Other neuromodulation devices for migraine
There are also FDA-approved neuromodulation treatments for episodic migraine and cluster headaches, but none specifically designed to address chronic migraine.
Israel-based Theranica Bio-Electronics Ltd. makes a wireless, remote, electroneuromodulation device, Nerivio, for the acute treatment of episodic migraine. Cefaly Technology sprl, a Belgian medical device company, also targets episodic migraine with its Cefaly neuromodulation system.
Electrocore Inc.’s neurostimulator, Gammacore, was the first such device to receive FDA clearance to treat cluster headaches, in 2018. A rechargeable and reloadable version, known as Gamma Sapphire, is marketed to treat episodic cluster and migraine in adults.

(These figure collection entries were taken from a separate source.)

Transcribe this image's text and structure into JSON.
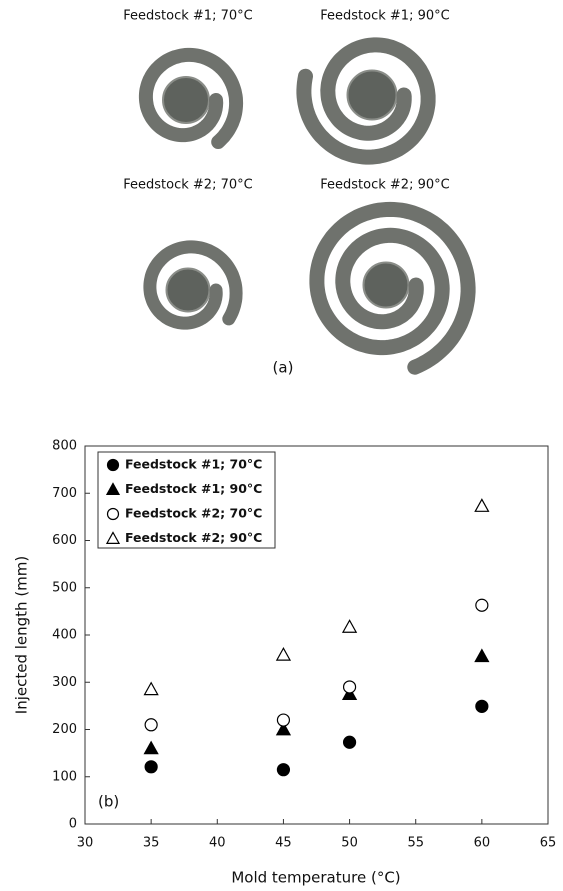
{
  "photos": {
    "labels": [
      "Feedstock #1; 70°C",
      "Feedstock #1; 90°C",
      "Feedstock #2; 70°C",
      "Feedstock #2; 90°C"
    ],
    "caption": "(a)"
  },
  "chart_data": {
    "type": "scatter",
    "annotation": "(b)",
    "x_label": "Mold temperature (°C)",
    "y_label": "Injected length (mm)",
    "xlim": [
      30,
      65
    ],
    "xticks": [
      30,
      35,
      40,
      45,
      50,
      55,
      60,
      65
    ],
    "ylim": [
      0,
      800
    ],
    "yticks": [
      0,
      100,
      200,
      300,
      400,
      500,
      600,
      700,
      800
    ],
    "legend": "upper left",
    "series": [
      {
        "name": "Feedstock #1; 70°C",
        "color": "#000000",
        "marker": "circle",
        "filled": true,
        "x": [
          35,
          45,
          50,
          60
        ],
        "values": [
          121,
          115,
          173,
          249
        ]
      },
      {
        "name": "Feedstock #1; 90°C",
        "color": "#000000",
        "marker": "triangle",
        "filled": true,
        "x": [
          35,
          45,
          50,
          60
        ],
        "values": [
          160,
          200,
          275,
          355
        ]
      },
      {
        "name": "Feedstock #2; 70°C",
        "color": "#000000",
        "marker": "circle",
        "filled": false,
        "x": [
          35,
          45,
          50,
          60
        ],
        "values": [
          210,
          220,
          290,
          463
        ]
      },
      {
        "name": "Feedstock #2; 90°C",
        "color": "#000000",
        "marker": "triangle",
        "filled": false,
        "x": [
          35,
          45,
          50,
          60
        ],
        "values": [
          285,
          358,
          417,
          673
        ]
      }
    ]
  }
}
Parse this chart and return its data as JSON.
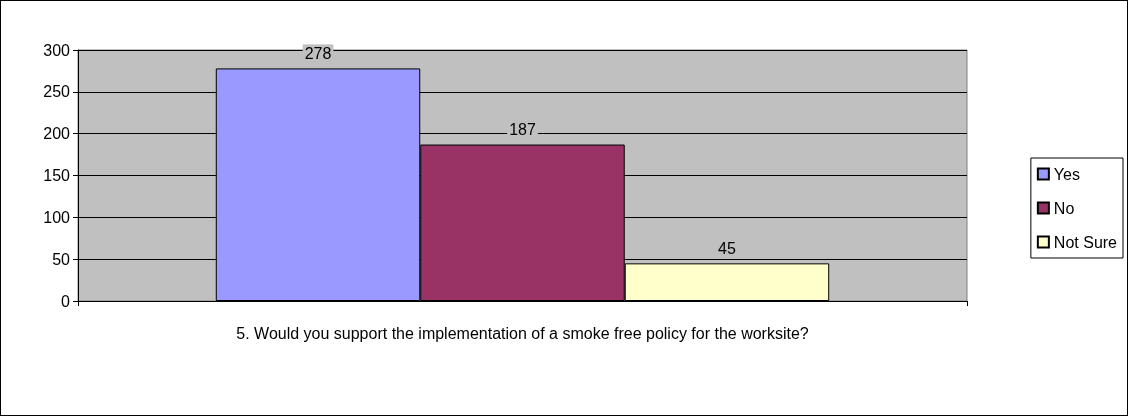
{
  "chart_data": {
    "type": "bar",
    "categories": [
      "5. Would you support the implementation of a smoke free policy for the worksite?"
    ],
    "series": [
      {
        "name": "Yes",
        "color": "#9999ff",
        "values": [
          278
        ]
      },
      {
        "name": "No",
        "color": "#993366",
        "values": [
          187
        ]
      },
      {
        "name": "Not Sure",
        "color": "#ffffcc",
        "values": [
          45
        ]
      }
    ],
    "ylim": [
      0,
      300
    ],
    "yticks": [
      0,
      50,
      100,
      150,
      200,
      250,
      300
    ],
    "grid": "y",
    "legend": "right",
    "data_labels": true
  }
}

Meanwhile, Neurolief Ltd., of Netanya, Israel, reported data in 2019 showing significant relief from migraine following treatment with Relivion, the first noninvasive neuromodulation system to target two major nerves where migraines originate.
Recent series A round
Founded in 2017, Salvia’s CEO, Hubert Martens, previously led Sapiens Steering Brain Stimulation, a Netherlands-based developer of deep brain stimulation technologies that was co-founded by Martens in 2011 and acquired by Medtronic plc in 2014. Pollet served as Sapiens’ medical director, while Schobben, who did not have an operational role in the company, helped raise public funding for the endeavor.
To date, the company has raised a total of $34.6 million to advance its neuromodulation technology. In September, it scooped up €26 million (US$31 million) in a series A round led by new investors Panakès Partners, Inkef Capital and Shs Gesellschaft für Beteiliungsmanagement. Also participating were Bom Brabant Ventures, Thuja Capital and Dolby Family Ventures. The funds were earmarked for further development of its platform to address known neural targets in chronic migraine.
According to Salvia, the total raised includes a €5 million deferred risk-bearing innovation credit from the Netherlands Enterprise Agency, part of the Dutch ministry of Economic Affairs and Climate Policy.